Он поглядел и увидел.
Земля.
Яркая, зеленая, будто камень лучшей огранки, над холмами взошла Земля.
— Старушка Земля, — с нежностью прошептал он. — Дорогая старушка Земля. Шли сюда, ко мне, своих голодных и изнуренных. Э-э… как там в стихе говорится? Шли ко мне своих голодных. Земля-старушка. Сэм Паркхилл тут как тут, горячие сосиски готовы, соус варится, все блестит. Давай, Земля, присылай ракеты!
Он отошел в сторонку полюбоваться своим детищем. Вот она, сосисочная, как свеженькое яичко на дне мертвого моря, единственный на сотни миль бесплодной пустыни очаг света и тепла. Точно сердце, одиноко бьющееся в исполинском черном теле.
Он даже растрогался, и глаза увлажнились от гордости.
— Тут поневоле смирением проникнешься, — произнес он, вдыхая запах кипящих сосисок, горячих булочек, сливочного масла. — Подходите, — обратился он к звездам, — покупайте.
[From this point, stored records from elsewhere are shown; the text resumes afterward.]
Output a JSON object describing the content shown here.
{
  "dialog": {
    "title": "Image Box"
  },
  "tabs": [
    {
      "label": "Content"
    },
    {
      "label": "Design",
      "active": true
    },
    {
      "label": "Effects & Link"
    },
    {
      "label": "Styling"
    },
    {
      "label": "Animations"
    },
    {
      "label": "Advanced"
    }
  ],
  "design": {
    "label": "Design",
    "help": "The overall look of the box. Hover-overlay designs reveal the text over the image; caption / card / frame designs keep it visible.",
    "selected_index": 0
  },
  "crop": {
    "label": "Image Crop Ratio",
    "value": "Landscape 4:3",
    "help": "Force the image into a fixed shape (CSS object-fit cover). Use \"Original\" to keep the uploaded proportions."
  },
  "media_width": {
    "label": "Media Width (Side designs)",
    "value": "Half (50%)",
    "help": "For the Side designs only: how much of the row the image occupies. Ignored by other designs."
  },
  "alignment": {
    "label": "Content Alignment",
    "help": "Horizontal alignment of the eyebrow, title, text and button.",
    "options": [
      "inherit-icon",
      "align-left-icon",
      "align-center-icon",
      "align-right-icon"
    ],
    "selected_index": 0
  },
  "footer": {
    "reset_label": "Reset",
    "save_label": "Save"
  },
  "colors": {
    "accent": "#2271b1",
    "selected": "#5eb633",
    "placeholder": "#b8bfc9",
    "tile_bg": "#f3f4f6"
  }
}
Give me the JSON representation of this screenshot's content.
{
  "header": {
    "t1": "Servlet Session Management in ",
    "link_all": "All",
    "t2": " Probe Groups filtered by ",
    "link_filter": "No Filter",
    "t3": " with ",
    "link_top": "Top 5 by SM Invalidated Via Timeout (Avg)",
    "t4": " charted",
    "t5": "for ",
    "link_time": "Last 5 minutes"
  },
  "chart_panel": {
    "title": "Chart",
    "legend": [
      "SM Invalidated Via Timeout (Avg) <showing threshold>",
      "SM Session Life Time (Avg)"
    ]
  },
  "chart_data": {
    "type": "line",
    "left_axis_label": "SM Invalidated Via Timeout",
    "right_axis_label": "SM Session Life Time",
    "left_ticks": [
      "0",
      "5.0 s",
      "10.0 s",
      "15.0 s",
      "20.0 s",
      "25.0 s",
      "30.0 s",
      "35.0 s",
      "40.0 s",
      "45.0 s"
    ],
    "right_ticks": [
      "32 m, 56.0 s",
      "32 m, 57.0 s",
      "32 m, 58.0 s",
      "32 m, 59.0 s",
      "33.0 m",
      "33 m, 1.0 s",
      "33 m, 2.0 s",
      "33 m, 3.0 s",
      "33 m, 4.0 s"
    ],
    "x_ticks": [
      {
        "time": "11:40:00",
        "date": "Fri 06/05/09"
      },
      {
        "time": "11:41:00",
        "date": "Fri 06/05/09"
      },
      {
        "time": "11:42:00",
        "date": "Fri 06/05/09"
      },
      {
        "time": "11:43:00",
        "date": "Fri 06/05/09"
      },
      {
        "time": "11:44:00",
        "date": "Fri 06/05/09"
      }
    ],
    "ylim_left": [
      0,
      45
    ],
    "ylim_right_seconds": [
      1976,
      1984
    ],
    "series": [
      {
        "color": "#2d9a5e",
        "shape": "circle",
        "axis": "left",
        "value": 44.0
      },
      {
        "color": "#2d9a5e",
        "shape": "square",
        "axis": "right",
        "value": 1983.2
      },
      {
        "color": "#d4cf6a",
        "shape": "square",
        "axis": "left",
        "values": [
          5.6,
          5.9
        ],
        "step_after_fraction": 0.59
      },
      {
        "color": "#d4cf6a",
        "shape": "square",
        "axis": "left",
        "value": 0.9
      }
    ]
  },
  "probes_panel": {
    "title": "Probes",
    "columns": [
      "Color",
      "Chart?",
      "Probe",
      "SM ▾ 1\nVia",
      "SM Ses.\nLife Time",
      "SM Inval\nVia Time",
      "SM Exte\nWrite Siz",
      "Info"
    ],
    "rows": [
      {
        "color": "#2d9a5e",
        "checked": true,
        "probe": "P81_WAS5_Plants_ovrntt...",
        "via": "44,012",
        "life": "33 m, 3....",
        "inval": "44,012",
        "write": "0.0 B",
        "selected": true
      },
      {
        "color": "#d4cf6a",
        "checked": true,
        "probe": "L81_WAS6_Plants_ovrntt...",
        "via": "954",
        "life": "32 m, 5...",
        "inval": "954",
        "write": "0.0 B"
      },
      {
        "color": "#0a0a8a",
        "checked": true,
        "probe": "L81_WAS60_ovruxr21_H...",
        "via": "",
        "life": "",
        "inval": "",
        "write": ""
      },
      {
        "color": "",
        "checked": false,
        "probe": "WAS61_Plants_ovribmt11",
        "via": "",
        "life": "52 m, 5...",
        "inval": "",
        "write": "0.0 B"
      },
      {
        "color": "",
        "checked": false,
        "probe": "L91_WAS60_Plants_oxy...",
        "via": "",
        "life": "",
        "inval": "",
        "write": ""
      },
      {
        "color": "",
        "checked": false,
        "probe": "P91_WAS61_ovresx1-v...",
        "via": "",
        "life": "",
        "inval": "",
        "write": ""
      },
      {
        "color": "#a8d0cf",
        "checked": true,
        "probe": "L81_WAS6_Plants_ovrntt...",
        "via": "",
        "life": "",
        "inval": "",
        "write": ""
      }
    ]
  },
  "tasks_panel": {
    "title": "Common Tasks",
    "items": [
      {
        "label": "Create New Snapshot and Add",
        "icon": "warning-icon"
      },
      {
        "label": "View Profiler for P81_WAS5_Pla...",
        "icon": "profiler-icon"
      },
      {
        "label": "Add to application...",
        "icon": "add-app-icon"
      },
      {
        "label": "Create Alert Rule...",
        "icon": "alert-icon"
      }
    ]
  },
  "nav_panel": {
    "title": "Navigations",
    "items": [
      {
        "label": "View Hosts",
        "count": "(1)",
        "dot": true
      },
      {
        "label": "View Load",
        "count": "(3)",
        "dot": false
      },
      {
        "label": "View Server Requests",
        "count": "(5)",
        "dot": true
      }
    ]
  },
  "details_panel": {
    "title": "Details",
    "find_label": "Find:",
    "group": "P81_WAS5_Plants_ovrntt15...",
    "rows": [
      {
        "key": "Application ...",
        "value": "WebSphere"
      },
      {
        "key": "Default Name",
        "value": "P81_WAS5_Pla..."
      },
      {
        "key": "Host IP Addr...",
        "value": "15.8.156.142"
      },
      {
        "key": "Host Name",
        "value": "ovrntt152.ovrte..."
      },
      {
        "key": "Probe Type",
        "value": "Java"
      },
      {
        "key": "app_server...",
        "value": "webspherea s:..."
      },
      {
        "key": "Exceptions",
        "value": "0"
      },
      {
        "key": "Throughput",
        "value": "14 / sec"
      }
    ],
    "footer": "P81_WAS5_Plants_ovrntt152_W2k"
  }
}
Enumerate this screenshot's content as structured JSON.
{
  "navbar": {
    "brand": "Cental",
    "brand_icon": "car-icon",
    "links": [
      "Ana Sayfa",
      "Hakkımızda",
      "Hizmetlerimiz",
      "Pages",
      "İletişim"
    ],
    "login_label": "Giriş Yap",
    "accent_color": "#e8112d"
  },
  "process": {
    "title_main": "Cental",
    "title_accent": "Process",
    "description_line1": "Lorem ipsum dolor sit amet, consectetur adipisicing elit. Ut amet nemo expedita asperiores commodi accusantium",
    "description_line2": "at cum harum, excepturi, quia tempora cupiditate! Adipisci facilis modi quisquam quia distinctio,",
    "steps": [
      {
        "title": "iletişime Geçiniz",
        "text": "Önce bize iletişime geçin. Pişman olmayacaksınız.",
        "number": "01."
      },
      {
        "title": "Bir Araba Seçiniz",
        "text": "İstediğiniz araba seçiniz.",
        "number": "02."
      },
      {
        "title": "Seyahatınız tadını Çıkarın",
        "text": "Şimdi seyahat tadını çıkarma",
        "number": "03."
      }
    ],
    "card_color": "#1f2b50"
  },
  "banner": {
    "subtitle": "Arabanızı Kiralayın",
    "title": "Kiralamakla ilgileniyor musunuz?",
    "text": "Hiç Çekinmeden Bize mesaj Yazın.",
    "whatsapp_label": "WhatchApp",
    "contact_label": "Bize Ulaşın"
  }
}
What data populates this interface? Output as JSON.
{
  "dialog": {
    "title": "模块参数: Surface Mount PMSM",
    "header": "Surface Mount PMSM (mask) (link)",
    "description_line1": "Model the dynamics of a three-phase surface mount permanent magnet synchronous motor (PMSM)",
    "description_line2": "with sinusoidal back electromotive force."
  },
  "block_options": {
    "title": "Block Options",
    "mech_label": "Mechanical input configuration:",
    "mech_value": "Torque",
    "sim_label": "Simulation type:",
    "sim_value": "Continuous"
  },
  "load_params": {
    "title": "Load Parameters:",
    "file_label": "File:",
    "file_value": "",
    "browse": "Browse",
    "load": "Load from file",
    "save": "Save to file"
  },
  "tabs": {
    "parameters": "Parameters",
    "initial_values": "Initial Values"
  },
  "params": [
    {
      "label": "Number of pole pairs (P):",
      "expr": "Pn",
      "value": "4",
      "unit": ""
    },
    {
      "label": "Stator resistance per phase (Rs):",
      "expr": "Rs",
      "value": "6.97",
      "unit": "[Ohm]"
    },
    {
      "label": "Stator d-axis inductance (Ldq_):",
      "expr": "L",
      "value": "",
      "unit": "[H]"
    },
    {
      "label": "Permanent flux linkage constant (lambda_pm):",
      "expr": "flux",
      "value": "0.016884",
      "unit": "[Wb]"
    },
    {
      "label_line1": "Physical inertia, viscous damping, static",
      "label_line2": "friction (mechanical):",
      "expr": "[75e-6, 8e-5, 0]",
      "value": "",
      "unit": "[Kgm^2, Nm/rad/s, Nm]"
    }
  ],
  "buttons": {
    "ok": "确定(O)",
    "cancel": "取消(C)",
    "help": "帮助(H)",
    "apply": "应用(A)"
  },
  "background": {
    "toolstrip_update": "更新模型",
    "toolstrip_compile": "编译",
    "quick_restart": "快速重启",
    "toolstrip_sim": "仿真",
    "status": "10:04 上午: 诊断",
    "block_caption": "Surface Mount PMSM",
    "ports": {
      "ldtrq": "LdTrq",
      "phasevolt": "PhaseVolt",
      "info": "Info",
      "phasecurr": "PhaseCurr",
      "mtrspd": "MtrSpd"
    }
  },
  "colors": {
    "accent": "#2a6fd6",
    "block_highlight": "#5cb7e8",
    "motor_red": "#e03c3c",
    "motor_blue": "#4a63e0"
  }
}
Кто первый?
— Сэм, — сказала Эльма.
Земля в черном небе вдруг преобразилась.
Она воспламенилась.
Часть ее диска вдруг распалась на миллионы частиц — будто рассыпалась огромная мозаика. С минуту Земля пылала жутким рваным пламенем, увеличившись в размерах раза в три, потом съежилась.
— Что это было? — Сэм глядел на зеленый огонь в небесах.
— Земля, — ответила Эльма, прижав руки к груди.
— Какая же это Земля, это не может быть Земля! Нет-нет, не Земля! Не может быть.
— Ты хочешь сказать: не могла быть? — сказала Эльма, смотря на него. — Теперь это уже не Земля, да, это больше не Земля — ты это хотел сказать?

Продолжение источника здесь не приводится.